I saw dozens and dozens of dead bodies. The stench and the vultures gave us a clue to the magnitude…Clearly women and children were the majority of victims.

You may have heard about another violent incident in Jonglei state in June, when members of a Jikany Nuer ethnic militia attacked a convoy of World Food Program barges headed South from Nasir toward Akobo on the Sobat River near the Ethiopian border. The barges were carrying food to remote reaches of Akobo Country, which is experiencing severe food insecurity problems during the current rainy season—also called the “hungry season.” Since this attack, the World Food Program now airlifts food into the region due to insecurity and the onset of the rainy season which has made roads impassable, WFP is now airlifting food into the region. Another World Food Program representative said:

We are getting food there…But, that does not mean that people are not suffering from food insecurity. Obviously, because of the fighting, because of the displacement going on, that increases the peoples’ inability to be fully nourished and they are having to resort to finding other means of getting food and the like. At this point, it is a period of rains and people are able to fish.
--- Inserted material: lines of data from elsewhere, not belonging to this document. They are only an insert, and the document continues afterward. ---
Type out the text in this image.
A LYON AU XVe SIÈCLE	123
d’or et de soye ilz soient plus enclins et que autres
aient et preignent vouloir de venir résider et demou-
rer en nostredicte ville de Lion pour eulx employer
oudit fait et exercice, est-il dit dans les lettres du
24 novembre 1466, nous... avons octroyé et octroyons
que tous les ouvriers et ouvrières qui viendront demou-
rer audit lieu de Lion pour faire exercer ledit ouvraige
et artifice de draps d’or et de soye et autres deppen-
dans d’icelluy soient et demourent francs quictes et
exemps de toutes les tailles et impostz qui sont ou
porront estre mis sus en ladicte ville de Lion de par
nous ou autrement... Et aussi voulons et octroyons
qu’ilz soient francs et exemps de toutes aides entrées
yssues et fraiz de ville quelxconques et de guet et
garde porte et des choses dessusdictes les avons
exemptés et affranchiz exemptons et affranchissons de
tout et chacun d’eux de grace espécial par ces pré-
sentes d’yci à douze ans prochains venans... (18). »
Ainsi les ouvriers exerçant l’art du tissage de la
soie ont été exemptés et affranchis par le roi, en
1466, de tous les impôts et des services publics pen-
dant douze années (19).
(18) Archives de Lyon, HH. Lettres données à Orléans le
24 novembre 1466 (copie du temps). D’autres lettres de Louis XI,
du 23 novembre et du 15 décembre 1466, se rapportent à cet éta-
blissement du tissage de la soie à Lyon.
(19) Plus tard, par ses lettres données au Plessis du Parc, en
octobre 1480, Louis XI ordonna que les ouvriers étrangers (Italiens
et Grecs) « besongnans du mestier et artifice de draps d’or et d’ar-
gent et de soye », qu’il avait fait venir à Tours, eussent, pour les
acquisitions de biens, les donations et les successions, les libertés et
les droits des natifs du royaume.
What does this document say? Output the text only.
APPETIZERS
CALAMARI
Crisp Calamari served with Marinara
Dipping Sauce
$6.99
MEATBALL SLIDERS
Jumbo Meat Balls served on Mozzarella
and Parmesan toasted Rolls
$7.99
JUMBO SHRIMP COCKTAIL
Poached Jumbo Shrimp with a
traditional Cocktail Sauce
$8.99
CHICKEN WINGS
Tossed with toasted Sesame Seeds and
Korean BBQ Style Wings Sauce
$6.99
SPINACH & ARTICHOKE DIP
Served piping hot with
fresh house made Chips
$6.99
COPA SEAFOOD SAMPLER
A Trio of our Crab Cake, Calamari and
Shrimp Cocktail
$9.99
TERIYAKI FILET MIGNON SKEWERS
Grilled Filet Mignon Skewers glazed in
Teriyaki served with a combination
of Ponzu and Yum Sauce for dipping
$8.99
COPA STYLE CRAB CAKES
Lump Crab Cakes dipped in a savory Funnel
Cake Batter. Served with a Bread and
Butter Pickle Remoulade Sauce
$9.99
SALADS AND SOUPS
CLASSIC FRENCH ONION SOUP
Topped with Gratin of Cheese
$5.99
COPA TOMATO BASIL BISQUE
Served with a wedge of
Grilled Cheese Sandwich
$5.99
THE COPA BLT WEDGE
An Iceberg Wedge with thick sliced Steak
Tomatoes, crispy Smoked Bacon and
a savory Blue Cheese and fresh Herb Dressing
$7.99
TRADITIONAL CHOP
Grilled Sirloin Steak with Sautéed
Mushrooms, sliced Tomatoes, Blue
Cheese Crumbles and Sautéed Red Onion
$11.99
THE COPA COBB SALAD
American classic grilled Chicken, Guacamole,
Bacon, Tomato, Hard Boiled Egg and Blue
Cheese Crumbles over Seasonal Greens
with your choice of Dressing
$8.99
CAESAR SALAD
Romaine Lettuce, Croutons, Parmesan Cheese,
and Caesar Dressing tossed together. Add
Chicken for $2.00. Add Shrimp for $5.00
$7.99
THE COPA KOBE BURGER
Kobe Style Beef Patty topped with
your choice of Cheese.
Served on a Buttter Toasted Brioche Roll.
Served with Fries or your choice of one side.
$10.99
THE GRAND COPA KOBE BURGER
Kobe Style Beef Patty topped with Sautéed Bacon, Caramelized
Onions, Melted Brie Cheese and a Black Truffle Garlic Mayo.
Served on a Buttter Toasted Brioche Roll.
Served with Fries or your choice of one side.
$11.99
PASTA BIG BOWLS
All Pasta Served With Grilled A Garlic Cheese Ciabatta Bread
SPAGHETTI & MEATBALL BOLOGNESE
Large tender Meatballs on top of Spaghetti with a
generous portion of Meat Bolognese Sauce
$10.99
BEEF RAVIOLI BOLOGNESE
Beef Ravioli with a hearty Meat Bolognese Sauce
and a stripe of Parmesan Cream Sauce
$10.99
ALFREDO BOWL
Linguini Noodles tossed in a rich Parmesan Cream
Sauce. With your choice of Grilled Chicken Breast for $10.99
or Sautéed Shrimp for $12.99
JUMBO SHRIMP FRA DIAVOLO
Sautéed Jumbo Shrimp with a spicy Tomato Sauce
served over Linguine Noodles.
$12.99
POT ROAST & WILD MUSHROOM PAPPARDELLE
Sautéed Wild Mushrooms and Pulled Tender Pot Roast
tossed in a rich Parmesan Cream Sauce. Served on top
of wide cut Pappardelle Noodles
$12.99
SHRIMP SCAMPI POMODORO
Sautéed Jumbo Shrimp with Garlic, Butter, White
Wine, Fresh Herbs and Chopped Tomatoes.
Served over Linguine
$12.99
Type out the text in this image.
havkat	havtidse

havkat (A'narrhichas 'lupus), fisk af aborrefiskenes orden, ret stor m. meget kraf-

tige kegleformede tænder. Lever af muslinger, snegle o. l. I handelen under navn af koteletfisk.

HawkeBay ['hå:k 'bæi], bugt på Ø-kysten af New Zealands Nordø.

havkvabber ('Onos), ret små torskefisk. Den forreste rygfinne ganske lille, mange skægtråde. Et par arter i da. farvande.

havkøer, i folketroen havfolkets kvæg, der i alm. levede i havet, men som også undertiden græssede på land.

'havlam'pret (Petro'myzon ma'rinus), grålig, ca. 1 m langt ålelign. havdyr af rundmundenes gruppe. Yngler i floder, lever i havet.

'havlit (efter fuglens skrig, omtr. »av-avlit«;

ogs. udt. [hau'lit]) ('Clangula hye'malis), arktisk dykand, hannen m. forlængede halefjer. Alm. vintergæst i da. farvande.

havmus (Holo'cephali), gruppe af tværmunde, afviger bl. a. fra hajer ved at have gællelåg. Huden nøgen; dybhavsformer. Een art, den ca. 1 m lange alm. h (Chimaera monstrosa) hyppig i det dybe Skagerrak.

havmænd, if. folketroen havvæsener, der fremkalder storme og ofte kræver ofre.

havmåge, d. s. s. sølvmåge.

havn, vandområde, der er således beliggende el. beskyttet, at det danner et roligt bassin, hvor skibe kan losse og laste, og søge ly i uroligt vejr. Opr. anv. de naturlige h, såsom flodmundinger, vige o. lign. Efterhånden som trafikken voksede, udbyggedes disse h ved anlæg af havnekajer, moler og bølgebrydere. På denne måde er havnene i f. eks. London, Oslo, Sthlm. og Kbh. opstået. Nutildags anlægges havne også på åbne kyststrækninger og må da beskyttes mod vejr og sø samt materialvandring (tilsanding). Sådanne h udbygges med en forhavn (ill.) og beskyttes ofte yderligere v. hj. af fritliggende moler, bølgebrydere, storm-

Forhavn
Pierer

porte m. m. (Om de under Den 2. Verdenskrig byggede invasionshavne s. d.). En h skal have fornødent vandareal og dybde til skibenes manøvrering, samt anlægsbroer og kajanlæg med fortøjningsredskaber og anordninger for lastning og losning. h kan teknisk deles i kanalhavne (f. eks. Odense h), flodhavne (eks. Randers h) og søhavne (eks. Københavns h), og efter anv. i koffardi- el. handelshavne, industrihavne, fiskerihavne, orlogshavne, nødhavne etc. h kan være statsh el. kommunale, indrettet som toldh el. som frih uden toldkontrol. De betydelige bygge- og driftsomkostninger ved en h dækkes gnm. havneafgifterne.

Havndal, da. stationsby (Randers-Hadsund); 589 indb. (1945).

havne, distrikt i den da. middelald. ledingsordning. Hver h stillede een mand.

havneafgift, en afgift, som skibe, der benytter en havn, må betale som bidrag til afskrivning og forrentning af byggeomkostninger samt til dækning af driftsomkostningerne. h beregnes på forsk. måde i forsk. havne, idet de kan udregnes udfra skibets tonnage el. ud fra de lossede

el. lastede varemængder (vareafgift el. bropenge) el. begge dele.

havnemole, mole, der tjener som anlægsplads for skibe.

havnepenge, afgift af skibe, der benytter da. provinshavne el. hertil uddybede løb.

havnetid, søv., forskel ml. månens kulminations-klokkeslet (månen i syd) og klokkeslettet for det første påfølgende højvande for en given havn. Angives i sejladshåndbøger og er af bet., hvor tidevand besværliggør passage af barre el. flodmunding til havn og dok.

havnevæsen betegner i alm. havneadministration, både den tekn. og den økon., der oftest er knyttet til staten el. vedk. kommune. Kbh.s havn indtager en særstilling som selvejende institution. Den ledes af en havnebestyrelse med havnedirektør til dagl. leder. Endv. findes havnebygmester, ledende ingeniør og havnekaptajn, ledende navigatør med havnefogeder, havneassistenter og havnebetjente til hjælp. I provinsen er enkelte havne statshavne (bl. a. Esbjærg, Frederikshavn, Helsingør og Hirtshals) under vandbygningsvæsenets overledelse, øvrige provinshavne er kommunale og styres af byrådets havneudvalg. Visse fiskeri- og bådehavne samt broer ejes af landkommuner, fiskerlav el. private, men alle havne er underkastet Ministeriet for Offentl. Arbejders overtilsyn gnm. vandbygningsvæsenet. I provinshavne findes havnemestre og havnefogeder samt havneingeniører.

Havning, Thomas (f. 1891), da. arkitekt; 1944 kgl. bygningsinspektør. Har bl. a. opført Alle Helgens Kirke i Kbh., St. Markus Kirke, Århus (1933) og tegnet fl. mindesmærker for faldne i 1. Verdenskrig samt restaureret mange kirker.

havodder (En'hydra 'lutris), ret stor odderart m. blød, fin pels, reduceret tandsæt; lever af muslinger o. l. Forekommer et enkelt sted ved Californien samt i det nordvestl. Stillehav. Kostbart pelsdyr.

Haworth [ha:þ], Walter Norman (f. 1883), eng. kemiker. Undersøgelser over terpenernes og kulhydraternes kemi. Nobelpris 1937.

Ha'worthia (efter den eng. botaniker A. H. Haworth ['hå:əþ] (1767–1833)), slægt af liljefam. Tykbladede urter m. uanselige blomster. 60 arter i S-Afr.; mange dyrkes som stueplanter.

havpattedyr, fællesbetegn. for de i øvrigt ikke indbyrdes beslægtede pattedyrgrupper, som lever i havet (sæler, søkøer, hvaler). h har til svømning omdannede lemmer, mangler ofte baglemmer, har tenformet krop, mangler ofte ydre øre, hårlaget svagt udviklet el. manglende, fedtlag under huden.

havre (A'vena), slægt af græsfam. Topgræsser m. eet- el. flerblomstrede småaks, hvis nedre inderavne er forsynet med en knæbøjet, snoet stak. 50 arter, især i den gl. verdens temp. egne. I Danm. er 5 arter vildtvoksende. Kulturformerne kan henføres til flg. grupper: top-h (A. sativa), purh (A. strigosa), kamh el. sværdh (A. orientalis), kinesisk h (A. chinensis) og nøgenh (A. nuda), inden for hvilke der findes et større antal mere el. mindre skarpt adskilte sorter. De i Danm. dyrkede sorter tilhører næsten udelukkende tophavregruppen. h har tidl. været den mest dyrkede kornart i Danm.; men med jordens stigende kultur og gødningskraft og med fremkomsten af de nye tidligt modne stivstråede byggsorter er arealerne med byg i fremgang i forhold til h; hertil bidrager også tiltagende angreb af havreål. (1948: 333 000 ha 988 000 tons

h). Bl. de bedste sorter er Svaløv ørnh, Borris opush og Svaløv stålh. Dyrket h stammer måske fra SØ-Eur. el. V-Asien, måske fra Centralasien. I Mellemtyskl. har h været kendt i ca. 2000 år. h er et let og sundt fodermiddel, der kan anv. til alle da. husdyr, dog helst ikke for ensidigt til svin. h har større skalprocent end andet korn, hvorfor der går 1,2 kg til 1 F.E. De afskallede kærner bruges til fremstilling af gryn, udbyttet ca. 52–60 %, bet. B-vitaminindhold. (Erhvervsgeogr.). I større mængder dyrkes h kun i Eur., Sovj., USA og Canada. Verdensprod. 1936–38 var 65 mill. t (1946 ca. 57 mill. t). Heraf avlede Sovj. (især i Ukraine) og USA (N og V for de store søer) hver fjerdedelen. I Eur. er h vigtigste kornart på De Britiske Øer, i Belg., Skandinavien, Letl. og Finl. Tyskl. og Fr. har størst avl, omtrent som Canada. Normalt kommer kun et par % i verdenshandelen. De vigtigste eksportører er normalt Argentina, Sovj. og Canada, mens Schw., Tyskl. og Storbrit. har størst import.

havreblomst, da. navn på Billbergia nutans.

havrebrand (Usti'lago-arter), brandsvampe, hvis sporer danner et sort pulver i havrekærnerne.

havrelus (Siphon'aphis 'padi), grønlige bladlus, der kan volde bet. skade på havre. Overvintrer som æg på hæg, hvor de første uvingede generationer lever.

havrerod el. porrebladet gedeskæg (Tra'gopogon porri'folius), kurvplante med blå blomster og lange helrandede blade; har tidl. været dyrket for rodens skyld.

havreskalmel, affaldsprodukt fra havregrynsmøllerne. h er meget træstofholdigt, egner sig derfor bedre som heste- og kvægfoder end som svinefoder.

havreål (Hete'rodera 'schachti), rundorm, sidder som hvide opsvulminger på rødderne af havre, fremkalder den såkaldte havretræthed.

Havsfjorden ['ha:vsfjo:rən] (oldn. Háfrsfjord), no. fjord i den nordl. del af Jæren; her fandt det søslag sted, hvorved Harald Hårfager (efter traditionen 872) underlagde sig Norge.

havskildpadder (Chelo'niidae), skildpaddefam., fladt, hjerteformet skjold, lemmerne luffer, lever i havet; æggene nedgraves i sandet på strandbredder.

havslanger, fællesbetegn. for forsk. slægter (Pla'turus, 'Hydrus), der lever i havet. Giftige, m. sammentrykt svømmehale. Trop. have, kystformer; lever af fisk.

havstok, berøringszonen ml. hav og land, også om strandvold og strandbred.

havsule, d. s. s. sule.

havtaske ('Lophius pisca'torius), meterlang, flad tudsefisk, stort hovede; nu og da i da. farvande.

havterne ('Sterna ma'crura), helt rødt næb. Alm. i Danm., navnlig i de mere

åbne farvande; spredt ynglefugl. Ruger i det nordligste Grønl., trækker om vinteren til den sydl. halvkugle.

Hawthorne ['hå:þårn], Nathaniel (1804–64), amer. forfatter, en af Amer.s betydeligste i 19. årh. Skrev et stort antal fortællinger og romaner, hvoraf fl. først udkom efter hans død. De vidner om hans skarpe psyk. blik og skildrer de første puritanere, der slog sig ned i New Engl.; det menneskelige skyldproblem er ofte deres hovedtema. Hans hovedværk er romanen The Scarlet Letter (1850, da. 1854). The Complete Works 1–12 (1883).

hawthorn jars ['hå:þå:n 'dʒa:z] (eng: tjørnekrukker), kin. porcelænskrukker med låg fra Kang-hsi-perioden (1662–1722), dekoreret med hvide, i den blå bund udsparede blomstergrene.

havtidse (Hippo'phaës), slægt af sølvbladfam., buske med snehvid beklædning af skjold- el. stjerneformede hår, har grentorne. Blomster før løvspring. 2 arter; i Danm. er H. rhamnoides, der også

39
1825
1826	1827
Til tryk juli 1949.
Finally, in the context of the threat of future violence and food insecurity, the presence of Sudanese security forces and U.N. peacekeepers is less than a drop in an ocean of needs. Here’s a snapshot again from the Human Rights Watch statement to give you an idea:

An estimated 90 police officers cover all of Akobo county, an area the size of Switzerland and Austria combined – more than 122,000 square kilometers – most of it inaccessible by road. Although approximately two dozen soldiers and a handful of police had accompanied the civilians, reportedly to protect them in the hostile terrain and fish with them, the security forces lacked equipment to call for back-up…

The recent violence in Jonglei is emblematic of the immense challenges currently facing southern Sudan. As I’ve noted before, this region is on the brink. Absent sustained attention, hard thinking, and coordinated action by the Sudanese parties and the international community, it will be impossible to prevent a return to war in the South—tomorrow or in 2011.